New Jersey Gov. Phil Murphy enacted a new law on Monday that supporters say will tackle the challenges faced by individuals living with sickle cell disease — which significantly affects Black Americans compared to other groups.
Democratic Assemblymembers Verlina Reynolds-Jackson (Mercer), Herb Conaway (Burlington), and Linda Carter (Union) sponsored the law, which introduces a three-year sickle cell pilot program in six major cities: Jersey City, Newark, Paterson, Plainfield, Trenton, and Camden.
Reynolds-Jackson said the $10.2 million program will help link patients to critical care and educate people about the disease. It will also help monitor how sickle cell patients are cared for in New Jersey, Democrats said.
“The sickle cell center pilot program will create a robust, well source regional system of specific care units that will be for patients to have access to comprehensive, coordinated team-based medical services, behavioral health, mental health services, social supports, and monitoring services,” Reynolds-Jackson said.
Assemblyman Conaway, who is also a medical professional, addressed the disproportionate impact of Sickle Cell disease on Black and brown communities, claiming the new law will help reduce racial disparities in healthcare.
“One in 13 African Americans carry the sickle cell trait, and one in 365 are born with the disease,” Conaway said. “The legislation being signed into law today is an important step. Not only in connecting patients to the care they need but also in breaking down the racial disparities that are too often present in our health care systems.”
The New Jersey Departments of Health and Human Services will select six federally qualified health centers for the pilot program.
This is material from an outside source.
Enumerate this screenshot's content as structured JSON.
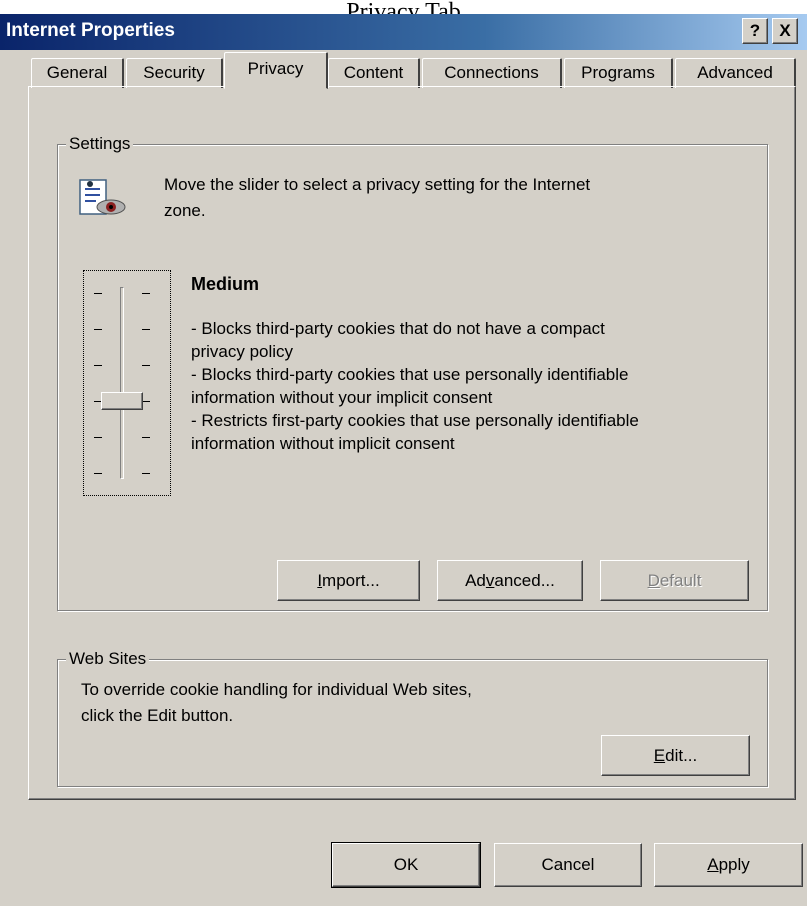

Lawmakers said these centers will establish sickle cell treatment facilities in the six municipalities. The program will link outpatient care with inpatient services, promote Sickle Cell education, encourage outreach, and develop a system to monitor Sickle Cell care in New Jersey.
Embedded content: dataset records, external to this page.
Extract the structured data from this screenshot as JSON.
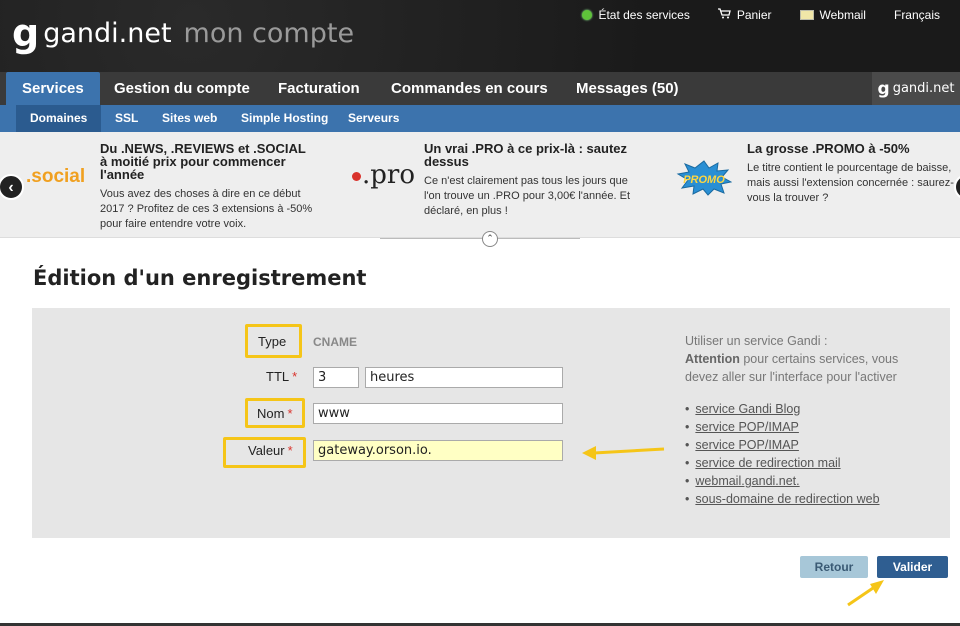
{
  "header": {
    "logo_glyph": "g",
    "brand": "gandi.net",
    "subtitle": "mon compte",
    "links": [
      {
        "label": "État des services",
        "icon": "green-dot-icon"
      },
      {
        "label": "Panier",
        "icon": "cart-icon"
      },
      {
        "label": "Webmail",
        "icon": "mail-icon"
      },
      {
        "label": "Français",
        "icon": ""
      }
    ]
  },
  "mainnav": {
    "tabs": [
      "Services",
      "Gestion du compte",
      "Facturation",
      "Commandes en cours",
      "Messages (50)"
    ],
    "active": "Services",
    "right_logo_glyph": "g",
    "right_logo": "gandi.net"
  },
  "subnav": {
    "items": [
      "Domaines",
      "SSL",
      "Sites web",
      "Simple Hosting",
      "Serveurs"
    ],
    "active": "Domaines"
  },
  "promos": [
    {
      "logo": ".social",
      "title": "Du .NEWS, .REVIEWS et .SOCIAL à moitié prix pour commencer l'année",
      "text": "Vous avez des choses à dire en ce début 2017 ? Profitez de ces 3 extensions à -50% pour faire entendre votre voix."
    },
    {
      "logo": ".pro",
      "title": "Un vrai .PRO à ce prix-là : sautez dessus",
      "text": "Ce n'est clairement pas tous les jours que l'on trouve un .PRO pour 3,00€ l'année. Et déclaré, en plus !"
    },
    {
      "logo": "PROMO",
      "title": "La grosse .PROMO à -50%",
      "text": "Le titre contient le pourcentage de baisse, mais aussi l'extension concernée : saurez-vous la trouver ?"
    }
  ],
  "page_title": "Édition d'un enregistrement",
  "form": {
    "type_label": "Type",
    "type_value": "CNAME",
    "ttl_label": "TTL",
    "ttl_value": "3",
    "ttl_unit": "heures",
    "nom_label": "Nom",
    "nom_value": "www",
    "valeur_label": "Valeur",
    "valeur_value": "gateway.orson.io.",
    "required_mark": "*"
  },
  "help": {
    "intro": "Utiliser un service Gandi :",
    "attention": "Attention",
    "attention_rest": " pour certains services, vous devez aller sur l'interface pour l'activer",
    "services": [
      "service Gandi Blog",
      "service POP/IMAP",
      "service POP/IMAP",
      "service de redirection mail",
      "webmail.gandi.net.",
      "sous-domaine de redirection web"
    ]
  },
  "buttons": {
    "retour": "Retour",
    "valider": "Valider"
  },
  "colors": {
    "accent": "#3c73ad",
    "highlight": "#f5c518",
    "required": "#d9322b"
  }
}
Brandon McCoy, President of the Fund For New Jersey, not only played a pivotal role in crafting the new law but also lent his voice to it, pulling inspiration from his personal journey with sickle cell anemia. “This is a state where, depending on where you are, it determines what resources you have access to,” McCoy said. “This is a very treatable disease. It’s a very manageable disease, but not if we make it hard for people to access those resources and those treatments.”